The recent World Cup qualifier against Poland, excuses of sleeping pills aside, was a dour reminder of how far the Three Lions are behind the world’s leading nations; and how we struggled to deal with the attacking threat of a side ranked 54th by FIFA.
Hodgson’s decision to start the likes of James Milner and Tom Cleverley on the wings showed the cautious style of his management; as Milner could hardly be described as an attacking winger, while Cleverley is a central midfielder by trade and looked completely lost on the left.
Though this pragmatic style of management does have it merits, with England progressing to the quarter-finals of Euro 2012 despite being on the back foot for considerable periods in the group stages; particularly against France and Ukraine, before the inevitable shoot-out defeat to Italy.
It is this safety-first approach which Hodgson seeks to implement for England at the expense of more adventurous players including Alex Oxlade-Chamberlain and Aaron Lennon; with the former largely reduced to cameo substitute appearances, while the latter is yet to be given a chance in the latest regime.
So should England become more tactically adventurous? The answer is a resounding yes, especially in the qualifying matches; with many fans eager to see wingers running at full-backs rather than acting as an extra line of defence.
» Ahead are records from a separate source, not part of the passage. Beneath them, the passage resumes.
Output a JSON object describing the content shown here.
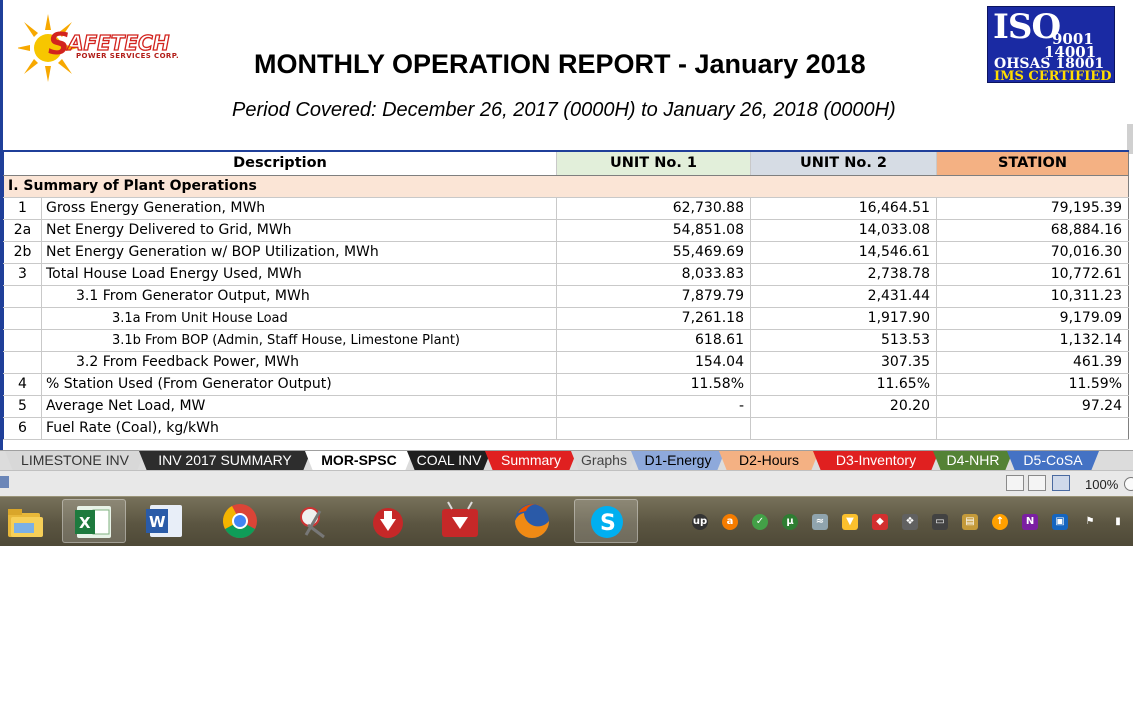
{
  "header": {
    "logo_name": "SAFETECH",
    "logo_sub": "POWER SERVICES CORP.",
    "title": "MONTHLY OPERATION REPORT - January 2018",
    "period": "Period Covered: December 26, 2017 (0000H) to January 26, 2018 (0000H)"
  },
  "iso_badge": {
    "big": "ISO",
    "line1": "9001",
    "line2": "14001",
    "line3": "OHSAS 18001",
    "line4": "IMS CERTIFIED"
  },
  "table": {
    "headers": [
      "Description",
      "UNIT No. 1",
      "UNIT No. 2",
      "STATION"
    ],
    "section": "I. Summary of Plant Operations",
    "rows": [
      {
        "no": "1",
        "label": "Gross Energy Generation, MWh",
        "u1": "62,730.88",
        "u2": "16,464.51",
        "st": "79,195.39"
      },
      {
        "no": "2a",
        "label": "Net Energy Delivered to Grid, MWh",
        "u1": "54,851.08",
        "u2": "14,033.08",
        "st": "68,884.16"
      },
      {
        "no": "2b",
        "label": "Net Energy Generation w/ BOP Utilization, MWh",
        "u1": "55,469.69",
        "u2": "14,546.61",
        "st": "70,016.30"
      },
      {
        "no": "3",
        "label": "Total House Load Energy Used, MWh",
        "u1": "8,033.83",
        "u2": "2,738.78",
        "st": "10,772.61"
      },
      {
        "no": "",
        "label": "3.1  From Generator Output, MWh",
        "u1": "7,879.79",
        "u2": "2,431.44",
        "st": "10,311.23"
      },
      {
        "no": "",
        "label": "3.1a   From Unit House Load",
        "u1": "7,261.18",
        "u2": "1,917.90",
        "st": "9,179.09"
      },
      {
        "no": "",
        "label": "3.1b   From BOP (Admin, Staff House, Limestone Plant)",
        "u1": "618.61",
        "u2": "513.53",
        "st": "1,132.14"
      },
      {
        "no": "",
        "label": "3.2  From Feedback Power, MWh",
        "u1": "154.04",
        "u2": "307.35",
        "st": "461.39"
      },
      {
        "no": "4",
        "label": "% Station Used (From Generator Output)",
        "u1": "11.58%",
        "u2": "11.65%",
        "st": "11.59%"
      },
      {
        "no": "5",
        "label": "Average Net Load, MW",
        "u1": "-",
        "u2": "20.20",
        "st": "97.24"
      },
      {
        "no": "6",
        "label": "Fuel Rate (Coal), kg/kWh",
        "u1": "",
        "u2": "",
        "st": ""
      }
    ]
  },
  "sheet_tabs": [
    {
      "label": "LIMESTONE INV",
      "bg": "#d8d8d8",
      "fg": "#333333",
      "active": false
    },
    {
      "label": "INV 2017 SUMMARY",
      "bg": "#2d2d2d",
      "fg": "#ffffff",
      "active": false
    },
    {
      "label": "MOR-SPSC",
      "bg": "#ffffff",
      "fg": "#000000",
      "active": true
    },
    {
      "label": "COAL INV",
      "bg": "#1f1f1f",
      "fg": "#ffffff",
      "active": false
    },
    {
      "label": "Summary",
      "bg": "#e02020",
      "fg": "#ffffff",
      "active": false
    },
    {
      "label": "Graphs",
      "bg": "#d9d9d9",
      "fg": "#444444",
      "active": false
    },
    {
      "label": "D1-Energy",
      "bg": "#8ea9db",
      "fg": "#000000",
      "active": false
    },
    {
      "label": "D2-Hours",
      "bg": "#f4b183",
      "fg": "#000000",
      "active": false
    },
    {
      "label": "D3-Inventory",
      "bg": "#e02020",
      "fg": "#ffffff",
      "active": false
    },
    {
      "label": "D4-NHR",
      "bg": "#548235",
      "fg": "#ffffff",
      "active": false
    },
    {
      "label": "D5-CoSA",
      "bg": "#4472c4",
      "fg": "#ffffff",
      "active": false
    }
  ],
  "status": {
    "zoom": "100%"
  },
  "taskbar": {
    "apps": [
      "file-explorer-icon",
      "excel-icon",
      "word-icon",
      "chrome-icon",
      "snipping-tool-icon",
      "downloader-icon",
      "video-downloader-icon",
      "firefox-icon",
      "skype-icon"
    ],
    "tray": [
      "upwork-icon",
      "avast-icon",
      "shield-check-icon",
      "utorrent-icon",
      "network-icon",
      "vpn-icon",
      "security-icon",
      "dropbox-icon",
      "monitor-icon",
      "storage-icon",
      "update-icon",
      "onenote-icon",
      "display-icon",
      "flag-icon",
      "power-icon"
    ]
  }
}
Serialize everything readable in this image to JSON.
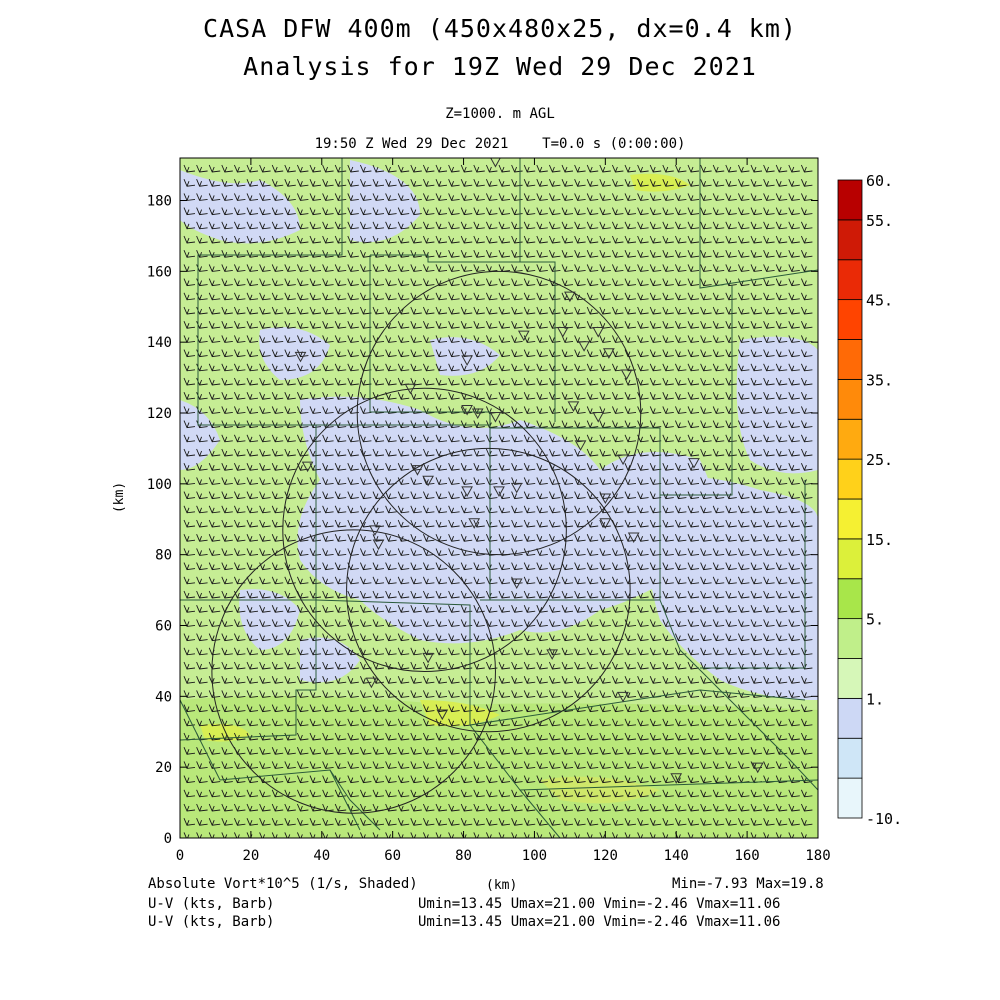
{
  "titles": {
    "line1": "CASA DFW 400m (450x480x25, dx=0.4 km)",
    "line2": "Analysis for 19Z Wed 29 Dec 2021",
    "level": "Z=1000. m AGL",
    "valid": "19:50 Z Wed 29 Dec 2021    T=0.0 s (0:00:00)"
  },
  "axes": {
    "x_ticks": [
      "0",
      "20",
      "40",
      "60",
      "80",
      "100",
      "120",
      "140",
      "160",
      "180"
    ],
    "y_ticks": [
      "0",
      "20",
      "40",
      "60",
      "80",
      "100",
      "120",
      "140",
      "160",
      "180"
    ],
    "x_label": "(km)",
    "y_label": "(km)",
    "x_range_km": [
      0,
      180
    ],
    "y_range_km": [
      0,
      192
    ]
  },
  "colorbar": {
    "labels": [
      "60.",
      "55.",
      "45.",
      "35.",
      "25.",
      "15.",
      "5.",
      "1.",
      "-10."
    ],
    "colors": [
      "#e8f6fb",
      "#cfe6f7",
      "#cdd8f5",
      "#d6f7b8",
      "#c0ef8a",
      "#a8e64a",
      "#dcf03a",
      "#f5f032",
      "#ffd11a",
      "#ffaa10",
      "#ff8a0a",
      "#ff6a06",
      "#ff4400",
      "#ea2a06",
      "#cf1a06",
      "#b80000"
    ]
  },
  "footer": {
    "left1": "Absolute Vort*10^5 (1/s, Shaded)",
    "left2": "U-V (kts, Barb)",
    "left3": "U-V (kts, Barb)",
    "center": "(km)",
    "minmax": "Min=-7.93 Max=19.8",
    "uv1": "Umin=13.45 Umax=21.00 Vmin=-2.46 Vmax=11.06",
    "uv2": "Umin=13.45 Umax=21.00 Vmin=-2.46 Vmax=11.06"
  },
  "map": {
    "radar_rings_km": [
      {
        "cx": 90,
        "cy": 120,
        "r": 40
      },
      {
        "cx": 69,
        "cy": 87,
        "r": 40
      },
      {
        "cx": 49,
        "cy": 47,
        "r": 40
      },
      {
        "cx": 87,
        "cy": 70,
        "r": 40
      }
    ],
    "station_markers_km": [
      [
        89,
        191
      ],
      [
        34,
        136
      ],
      [
        65,
        127
      ],
      [
        81,
        135
      ],
      [
        97,
        142
      ],
      [
        108,
        143
      ],
      [
        110,
        153
      ],
      [
        114,
        139
      ],
      [
        118,
        143
      ],
      [
        121,
        137
      ],
      [
        126,
        131
      ],
      [
        81,
        121
      ],
      [
        84,
        120
      ],
      [
        89,
        119
      ],
      [
        111,
        122
      ],
      [
        118,
        119
      ],
      [
        113,
        111
      ],
      [
        125,
        107
      ],
      [
        145,
        106
      ],
      [
        36,
        105
      ],
      [
        67,
        104
      ],
      [
        70,
        101
      ],
      [
        81,
        98
      ],
      [
        90,
        98
      ],
      [
        95,
        99
      ],
      [
        120,
        96
      ],
      [
        120,
        89
      ],
      [
        83,
        89
      ],
      [
        55,
        87
      ],
      [
        56,
        83
      ],
      [
        128,
        85
      ],
      [
        95,
        72
      ],
      [
        70,
        51
      ],
      [
        105,
        52
      ],
      [
        54,
        44
      ],
      [
        74,
        35
      ],
      [
        125,
        40
      ],
      [
        140,
        17
      ],
      [
        163,
        20
      ]
    ],
    "vort_level_max": 19.8,
    "vort_level_min": -7.93
  }
}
But in order to succeed using this tactical approach, the side needs central defenders who are comfortable playing the ball out from defence so that the likes of Steven Gerrard and Michael Carrick do not have to drop deeper to clear away any danger.
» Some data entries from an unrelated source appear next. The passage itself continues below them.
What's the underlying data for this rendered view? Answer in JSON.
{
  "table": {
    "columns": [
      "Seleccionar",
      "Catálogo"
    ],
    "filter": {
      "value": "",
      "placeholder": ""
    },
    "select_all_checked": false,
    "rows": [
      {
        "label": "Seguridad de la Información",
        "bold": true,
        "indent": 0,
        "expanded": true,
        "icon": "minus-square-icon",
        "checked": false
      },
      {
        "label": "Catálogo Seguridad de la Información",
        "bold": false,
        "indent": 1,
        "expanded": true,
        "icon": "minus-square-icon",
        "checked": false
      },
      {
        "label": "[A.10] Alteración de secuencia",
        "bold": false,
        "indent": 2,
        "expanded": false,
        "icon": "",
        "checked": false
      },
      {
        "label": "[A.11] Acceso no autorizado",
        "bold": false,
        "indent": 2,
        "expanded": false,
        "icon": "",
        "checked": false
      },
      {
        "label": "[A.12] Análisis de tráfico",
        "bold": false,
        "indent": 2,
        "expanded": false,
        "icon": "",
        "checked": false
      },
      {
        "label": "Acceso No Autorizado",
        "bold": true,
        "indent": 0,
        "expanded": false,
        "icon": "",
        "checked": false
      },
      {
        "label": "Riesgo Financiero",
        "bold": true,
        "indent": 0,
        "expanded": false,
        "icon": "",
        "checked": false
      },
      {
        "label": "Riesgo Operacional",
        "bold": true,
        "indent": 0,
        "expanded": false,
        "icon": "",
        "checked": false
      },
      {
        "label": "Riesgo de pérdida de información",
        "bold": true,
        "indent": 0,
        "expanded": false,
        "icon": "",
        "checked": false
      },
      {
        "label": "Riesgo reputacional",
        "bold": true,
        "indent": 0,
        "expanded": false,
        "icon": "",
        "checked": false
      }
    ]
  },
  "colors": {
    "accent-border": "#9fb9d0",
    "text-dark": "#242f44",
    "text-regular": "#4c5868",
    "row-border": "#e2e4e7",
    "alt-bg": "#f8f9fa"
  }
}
Phil Jagielka and Joleon Lescott are both reliable defenders and can make that crucial last-ditch tackle, but neither is well-adept to passing their way out of trouble.
This is something both players need to improve on if Hodgson decides to implement a more flowing, attacking style of football.
Meanwhile in midfield, Carrick in particular is a player whose distribution skills are often underrated; and he can easily pick out a killer pass while playing for Manchester United, but becomes increasing susceptible to mistakes in international football.
He is a player who can cause opposition teams problems, if he is allowed to dictate the pace of the game and find wingers or front men in space.
But there are signs that Hodgson is considering a more positive approach, with the use of Wayne Rooney in a deeper position to supply the likes of Jermain Defoe in the lone striker role.
Although even Rooney needs service on occasion; and was not helped by Poland forcing England to play so deep, but such is his selfless attitude that he would track back and defend, often to the detriment of his own game.
I like every other England fan would love to see the team playing more positively and we certainly have the personnel who can make a difference.
Of course, when playing the very top teams such as Spain and Germany there is credence to undertaking a less gung-ho approach; but in most other matches, Hodgson should use attackingly dynamic wingers like Ashley Young, Lennon and Oxlade-Chamberlain while encouraging his side to play out from the back.
There is no doubt that England are some way from being realistic contenders for any major tournament in the near future, but they will at least win plaudits for being more adventurous and courageous in their style of play; with a willingness to use their own firepower to take on any team.